Re: Flink Shaded dependencies and extending Flink APIs

Posted by Qingsheng Ren <re...@gmail.com>.
Hi Andrew,

This is indeed a tricky case since Flink doesn't provide non-shaded
JAR for flink-json. One hacky solution in my mind is like:

1. Create a module let's say "wikimedia-event-utilities-shaded" that
relocates Jackson in the same way and uses the same Jackson version as
flink-shaded-jackson
2. Deploy the module to a local or remote Maven repository
3. Let your custom format depend on the
"wikimedia-event-utilities-shaded" module, then all Jackson
dependencies are relocated in the same way.

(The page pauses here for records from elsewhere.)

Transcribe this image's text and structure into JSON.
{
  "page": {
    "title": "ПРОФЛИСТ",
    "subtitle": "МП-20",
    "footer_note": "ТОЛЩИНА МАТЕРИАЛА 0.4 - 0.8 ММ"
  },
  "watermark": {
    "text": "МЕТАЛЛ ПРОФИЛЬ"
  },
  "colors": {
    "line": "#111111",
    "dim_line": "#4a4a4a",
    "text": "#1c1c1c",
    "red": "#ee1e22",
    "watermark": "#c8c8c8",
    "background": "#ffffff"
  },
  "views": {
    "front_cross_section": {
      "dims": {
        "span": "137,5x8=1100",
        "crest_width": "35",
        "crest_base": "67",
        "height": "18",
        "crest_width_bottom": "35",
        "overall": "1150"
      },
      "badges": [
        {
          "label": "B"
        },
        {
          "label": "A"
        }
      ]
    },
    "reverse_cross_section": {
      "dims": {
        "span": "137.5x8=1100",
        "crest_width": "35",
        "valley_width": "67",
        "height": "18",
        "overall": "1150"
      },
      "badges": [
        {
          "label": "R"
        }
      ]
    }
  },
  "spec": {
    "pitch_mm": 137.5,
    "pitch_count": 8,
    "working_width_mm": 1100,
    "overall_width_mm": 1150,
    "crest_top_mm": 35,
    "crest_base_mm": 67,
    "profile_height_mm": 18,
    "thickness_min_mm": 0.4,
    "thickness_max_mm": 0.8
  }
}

Another solution is that you can serialize then deserialize the
"different" ObjectNode to do the conversion but this sacrifices the
performance.

Hope this could be helpful!

Best regards,

Qingsheng

On Thu, Jun 9, 2022 at 8:29 PM Andrew Otto <ot...@wikimedia.org> wrote:
>
> Hi all,
>
> I'm working on an integration project trying to write some library code that will allow us at the Wikimedia Foundation to use Flink with our 'Event Platform'.  Specifically, I'm trying to write a reusable step near the end of a pipeline that will ensure our JSON events satisfy some criteria before producing them to Kafka.  Details here.
>
> I'm experimenting with writing my own custom format to do this.  But all I really need to do is override JsonRowDataSerializationSchema's serialize method and augment and validate the ObjectNode before it is serialized to byte[].
>
> I'm running into an issue where the ObjectNode that is used by Flink here is the shaded one: org.apache.flink.shaded.jackson2.com.fasterxml.jackson.databind.node.ObjectNode, whereas the WMF code I want to use to augment the ObjectNode is using a regular non shaded one.  I can't pass the shaded ObjectNode instance to a function that takes a non shaded one, and I can't cast the shaded ObjectNode to non shaded either.
>
> My Q is: is there a way to extend Flink APIs that use shaded dependencies?  I suppose I could copy/paste the whole of the "json" format code that I need into my project and just make it my own, but this feels quite obnoxious.
>
> Thank you!
> -Andrew Otto
>  Wikimedia Foundation
>
>